What Metric is the Most Important in IT Support and Service?
HDI thought leaders weigh in on whether to focus on one metric or a composite of several. Here are their arguments.
Each IT service and support team has a metric that they tend to lean on for guidance. We recently asked our HDI thought leaders and featured contributors which metric they love, and why. Here’s what they said.
Roy Atkinson, CEO and Principal Advisor of Clifton Butterfield, LLC
Whether it’s old-fashioned customer satisfaction (CSAT), Net Promoter® Score (NPS), customer effort score (CES), or real-time feedback from modern analytics, and whether you are providing support for fellow employees of the same organization (internal support) or are supporting your company’s customers (external support), the impact on customers or end users is the most important thing you can track, in my opinion.
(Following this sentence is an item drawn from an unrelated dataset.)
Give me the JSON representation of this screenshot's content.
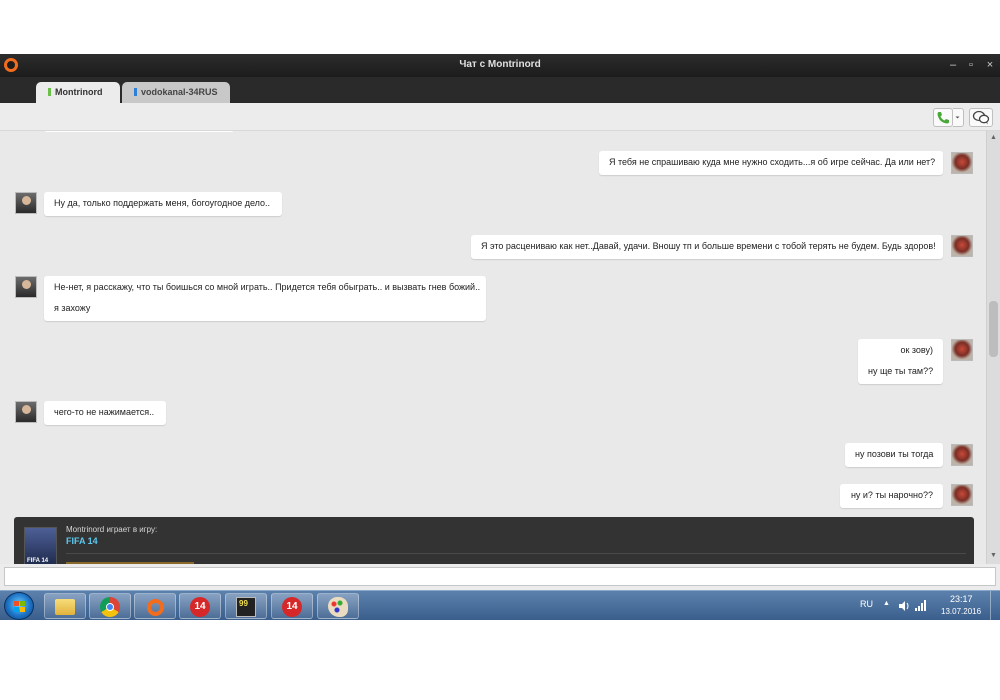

Service and support are intended to keep people working by supporting the services those customers or end-users consume and need. If those people don’t feel that you’ve got their backs and are doing a good job of supporting them, you’re not succeeding. All the other metrics you track should all flow from the overall positive or negative perception of you by those you support.
Dennis Gershowitz, Principal, DG Associates
The most important metric in any support industry is the Customer Effort Score. Customer Effort is complex, but by listening to the feedback from all available channels, we can learn the barriers to success and understand what the customer faces to achieve success with our organization.
Measuring this effort allows us to validate what works and where our priorities need to be for improvement. This measurement is a spot-on indicator of the effort the customer perceives in utilizing the service and support.
Phyllis Drucker, ITIL® 4 Managing Professional certified consultant and information leader, Cognizant’s Linium ServiceNow practice
There is not one most important metric. Placing that level of weight on a single measure will skew opinions as people will become focused on that one area. If one measure is desired, a composite measure is better.
For example, an organization can create a set of measures for a weighted index. For support I'd consider some of the following:
- Average response time - 20% weight
- % Resolved/Fulfilled within SLA -60% weight
- Customer satisfaction for the contact - 20% weight
For operations I'd want to add in service availability and major incident restoration times.
Instead of just adopting these examples, the organization needs to define three to five measures based on their own critical success factors, determine each measure's importance and create an index that's meaningful to their objectives. This should be an annual exercise, as needs change.